How to control emotions and avoid foregone profits syndrome (FOMO) in trading

Published: 16 апреля 2023
4 min

How to control emotions and avoid foregone profits syndrome (FOMO) in trading How to control emotions and avoid foregone profits syndrome (FOMO) in trading

What is FOMO 

Trading is a process that requires traders to make decisions based on data analysis and strong emotion control. One of the dangerous emotions that can affect decision-making in trading is foregone profits syndrome. 

FOMO is an acronym for the English phrase "Fear Of Missing Out," which translates to "fear of missing something important." When trading cryptocurrencies, FOMO is a feeling that traders experience when they are afraid of missing out on an opportunity to profit from the rapid rise in the price of a cryptocurrency. 

FOMO occurs when a trader sees the price of a cryptocurrency rise sharply and does not have time to open a position. This feeling can push the trader to take risky actions, as there is a fear of losing earnings if the trader does not act quickly. FOMO can also lead to loss of deposit if traders do not follow their trading strategy and risk management. 

To avoid making rash decisions, it is important for traders to have a trading strategy and stick to it and use risk management to manage their positions.

Setting a Goal and Developing a Strategy 

Once the trader has set his goals and strategy, he should follow them. Do not change your plan unless there are new facts or changes in the market. 

You need to start your journey in trading by creating a trading strategy. 

  1. Determine what you want to achieve through your trading. For example, you may want to earn a certain amount of money, learn how to trade the cryptocurrency market, or protect your investment from possible losses.
  2. Research the cryptocurrency market and understand how it works. Research various cryptocurrencies, their past and current prices, technical analysis and news to understand which cryptocurrencies might be interesting to trade.
  3. Determine which trading style suits you best - long-term or short-term. A long-term approach means buying cryptocurrencies for the purpose of investment, while a short-term approach means buying and selling cryptocurrencies for speculation.
  4. Determine your risk profile, i.e. what level of risk you are willing to accept in your trades. Evaluate your capital and decide how much you are willing to lose in the event of unsuccessful trading.
  5. Create a risk management plan that determines how much capital you are willing to risk on each trade. Determine limitations on the level of your stop loss and possible losses to avoid significant losses.
  6. Determine when you will enter and exit the market. Use price chart analysis to determine entry and exit levels and make sure your strategy aligns with your risk profile and risk management.
  7. Test your strategy on historical data using trading simulators before you start real trading. This will help you understand how your strategy works in different market situations.
  8. The cryptocurrency market is constantly changing, so it is important to update your strategy and adapt to changes in the market. Keep an eye on the news, technical analysis and fundamentals to update your strategy according to changes in the market. Keep an eye on the news, technical analysis and fundamentals to update your strategy according to changes in the market. 

Don't Panic 

There are a few recipes to help a trader not panic when trading cryptocurrencies: 

  1. Stay cool: The cryptocurrency market is volatile and volatile, so don't panic over a short-term change in price.
  2. Follow your strategy: follow your plan and keep trading according to it.
  3. Stay informed: Stay alert to news and market movements so you understand why price movements occur.
  4. Manage your emotions: managing your emotions is a key skill for successful cryptocurrency trading.
  5. Work with professionals: ask professional traders or risk management consultants.


Using Stop Losses 

A stop loss is a tool that helps traders limit their losses. You can set a stop loss at a certain level which ensures that you will exit the trade if the price reaches a certain level. This will help you avoid large losses in case the market moves against you. 

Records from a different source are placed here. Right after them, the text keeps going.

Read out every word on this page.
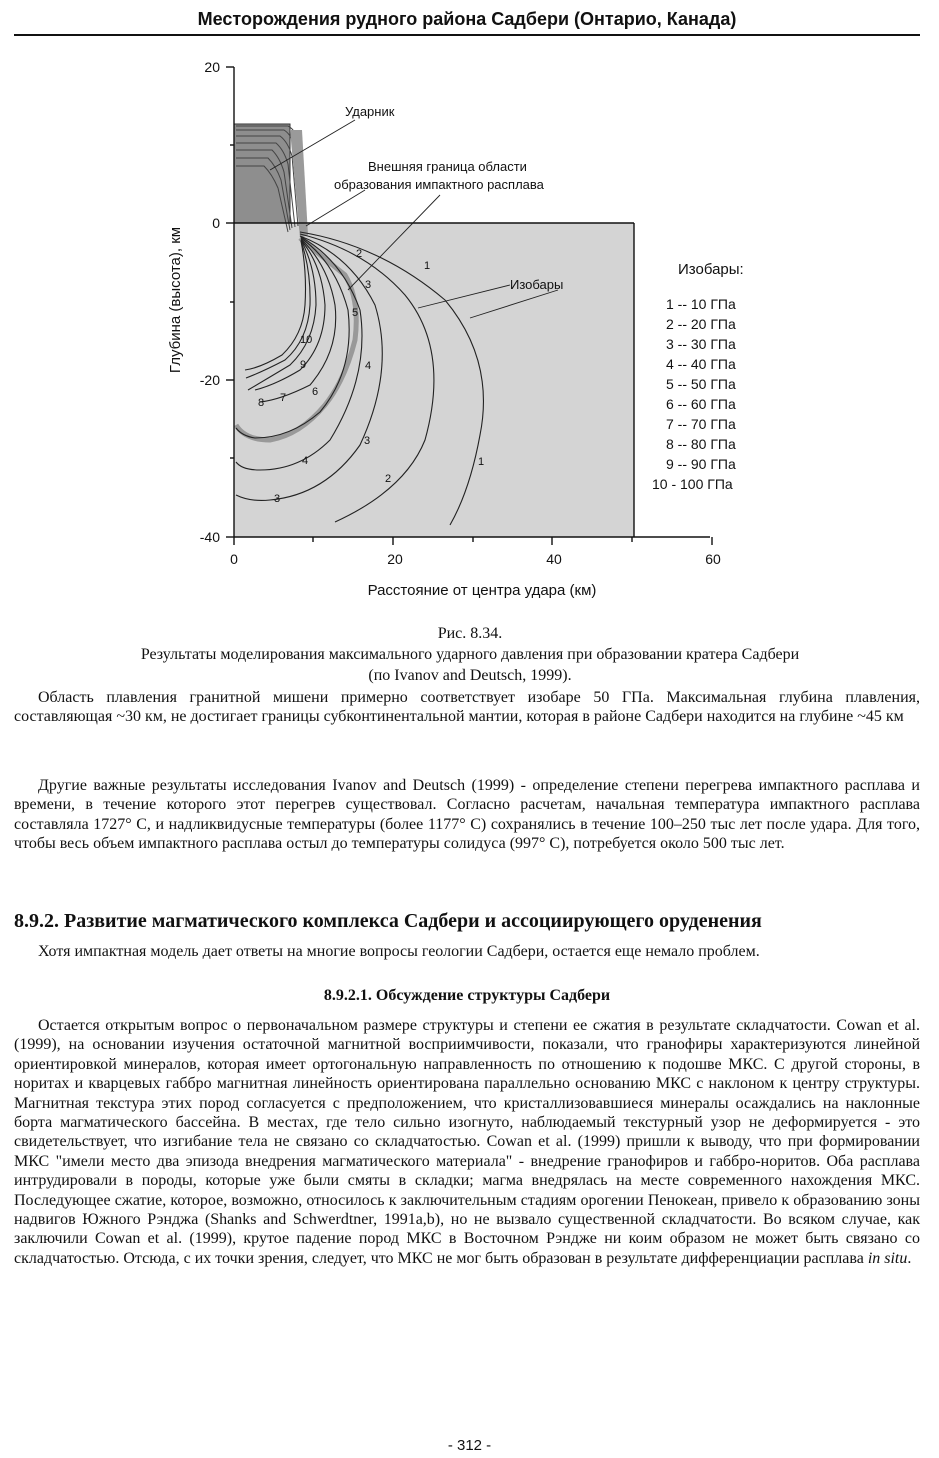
Месторождения рудного района Садбери (Онтарио, Канада)
1
1
2
2
3
3
3
4
4
5
6
7
8
9
10
Ударник
Внешняя граница области
образования импактного расплава
Изобары
20
0
-20
-40
0	20	40	60
Расстояние от центра удара (км)
Глубина (высота), км	Изобары:
1 -- 10 ГПа
2 -- 20 ГПа
3 -- 30 ГПа
4 -- 40 ГПа
5 -- 50 ГПа
6 -- 60 ГПа
7 -- 70 ГПа
8 -- 80 ГПа
9 -- 90 ГПа
10 - 100 ГПа
Рис. 8.34.
Результаты моделирования максимального ударного давления при образовании кратера Садбери
(по Ivanov and Deutsch, 1999).

Область плавления гранитной мишени примерно соответствует изобаре 50 ГПа. Максимальная глубина плавления, составляющая ~30 км, не достигает границы субконтинентальной мантии, которая в районе Садбери находится на глубине ~45 км

Другие важные результаты исследования Ivanov and Deutsch (1999) - определение степени перегрева импактного расплава и времени, в течение которого этот перегрев существовал. Согласно расчетам, начальная температура импактного расплава составляла 1727° С, и надликвидусные температуры (более 1177° С) сохранялись в течение 100–250 тыс лет после удара. Для того, чтобы весь объем импактного расплава остыл до температуры солидуса (997° С), потребуется около 500 тыс лет.

8.9.2. Развитие магматического комплекса Садбери и ассоциирующего оруденения

Хотя импактная модель дает ответы на многие вопросы геологии Садбери, остается еще немало проблем.

8.9.2.1. Обсуждение структуры Садбери

Остается открытым вопрос о первоначальном размере структуры и степени ее сжатия в результате складчатости. Cowan et al. (1999), на основании изучения остаточной магнитной восприимчивости, показали, что гранофиры характеризуются линейной ориентировкой минералов, которая имеет ортогональную направленность по отношению к подошве МКС. С другой стороны, в норитах и кварцевых габбро магнитная линейность ориентирована параллельно основанию МКС с наклоном к центру структуры. Магнитная текстура этих пород согласуется с предположением, что кристаллизовавшиеся минералы осаждались на наклонные борта магматического бассейна. В местах, где тело сильно изогнуто, наблюдаемый текстурный узор не деформируется - это свидетельствует, что изгибание тела не связано со складчатостью. Cowan et al. (1999) пришли к выводу, что при формировании МКС "имели место два эпизода внедрения магматического материала" - внедрение гранофиров и габбро-норитов. Оба расплава интрудировали в породы, которые уже были смяты в складки; магма внедрялась на месте современного нахождения МКС. Последующее сжатие, которое, возможно, относилось к заключительным стадиям орогении Пенокеан, привело к образованию зоны надвигов Южного Рэнджа (Shanks and Schwerdtner, 1991a,b), но не вызвало существенной складчатости. Во всяком случае, как заключили Cowan et al. (1999), крутое падение пород МКС в Восточном Рэндже ни коим образом не может быть связано со складчатостью. Отсюда, с их точки зрения, следует, что МКС не мог быть образован в результате дифференциации расплава in situ.

- 312 -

Don't Overload Yourself with Information

In trading, it can be tempting to get a lot of information about the market in order to make more accurate decisions. However, information overload can lead to confusion and unnecessary risks. Choose a few reliable sources of information and follow them to avoid information overload. 


Controlling emotions is a key component of successful cryptocurrency trading. 

An important aspect is developing a strategy that will determine your discipline and approach to trading. Don't forget the importance of planning and analyzing information, and don't let your emotions take over. To avoid FOMO, you need to know your goals clearly and remain realistic. Don't expect to make a quick buck and don't forget about the risks that are always present when trading cryptocurrencies. 

Use market analysis tools and filter information, follow trends and use common sense when making decisions. Remember that emotions can be your enemy in the cryptocurrency market, but with the right strategy and discipline you can succeed in trading and achieve all your goals.